I think realistically, we need to give our anti-monopoly laws teeth, and give them automatic effect. Hard and fast rules (thought out to catch loop holes) like “there can’t be one company with more than 15% of any market which directly affects more than 45% of citizens on an annual basis.”
Similarly, clearing up political funding regulations, preventing insider trading by representatives, and preventing obvious “bribe” jobs post representation.
FWIW, I think Socialism is interesting, but I think the influence of human greed is too strong in a socialist system. In a true socialist system, rather than capital gains being a route to power, the greedy have one route, government. I think this is fundamentally the reason why no attempts at creating a socialist society have actually… worked.

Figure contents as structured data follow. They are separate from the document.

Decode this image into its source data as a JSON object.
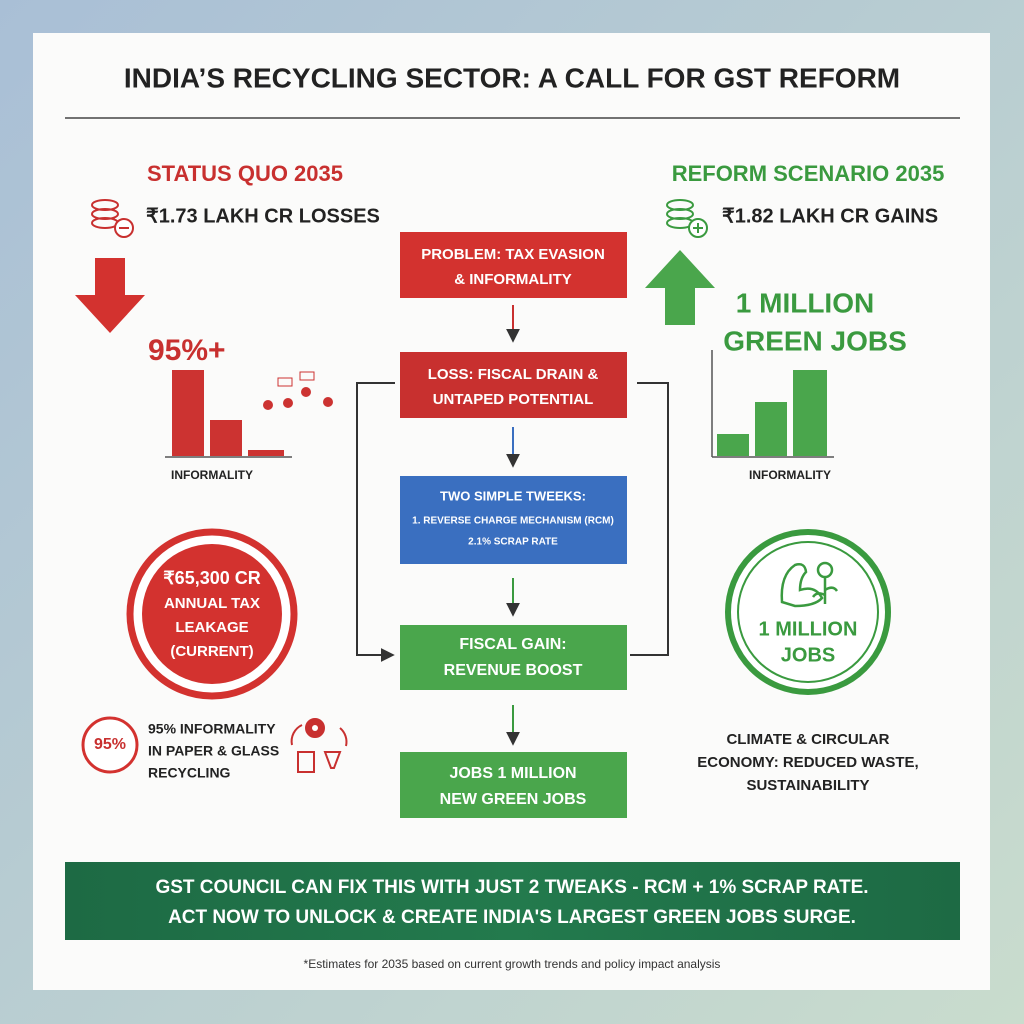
{
  "header": {
    "title": "INDIA’S RECYCLING SECTOR: A CALL FOR GST REFORM"
  },
  "left": {
    "heading": "STATUS QUO 2035",
    "amount": "₹1.73 LAKH CR LOSSES",
    "big_stat": "95%+",
    "chart_label": "INFORMALITY",
    "circle_lines": [
      "₹65,300 CR",
      "ANNUAL TAX",
      "LEAKAGE",
      "(CURRENT)"
    ],
    "badge": "95%",
    "note_lines": [
      "95% INFORMALITY",
      "IN PAPER & GLASS",
      "RECYCLING"
    ]
  },
  "right": {
    "heading": "REFORM SCENARIO 2035",
    "amount": "₹1.82 LAKH CR GAINS",
    "big_stat_lines": [
      "1 MILLION",
      "GREEN JOBS"
    ],
    "chart_label": "INFORMALITY",
    "circle_lines": [
      "1 MILLION",
      "JOBS"
    ],
    "note_lines": [
      "CLIMATE & CIRCULAR",
      "ECONOMY: REDUCED WASTE,",
      "SUSTAINABILITY"
    ]
  },
  "flow": {
    "boxes": [
      {
        "lines": [
          "PROBLEM: TAX EVASION",
          "& INFORMALITY"
        ]
      },
      {
        "lines": [
          "LOSS: FISCAL DRAIN &",
          "UNTAPED POTENTIAL"
        ]
      },
      {
        "lines": [
          "TWO SIMPLE TWEEKS:",
          "1. REVERSE CHARGE MECHANISM (RCM)",
          "2.1% SCRAP RATE"
        ]
      },
      {
        "lines": [
          "FISCAL GAIN:",
          "REVENUE BOOST"
        ]
      },
      {
        "lines": [
          "JOBS 1 MILLION",
          "NEW GREEN JOBS"
        ]
      }
    ]
  },
  "banner": {
    "lines": [
      "GST COUNCIL CAN FIX THIS WITH JUST 2 TWEAKS - RCM + 1% SCRAP RATE.",
      "ACT NOW TO UNLOCK & CREATE INDIA'S LARGEST GREEN JOBS SURGE."
    ]
  },
  "footnote": "*Estimates for 2035 based on current growth trends and policy impact analysis"
}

The best I think we can get is a well regulated market, but we need to actually ensure it’s well regulated and not just serving some people that gobbled up the competition so they could sit by idle and cozy.
FWIW, I would also consider moving the oversight of federal law enforcement into its own federally elected office. i.e., we elect local sheriff’s, we should elect a “National Director of Law Enforcement” in charge of overseeing the FBI, IRS, TSA, US Marshall Service, etc.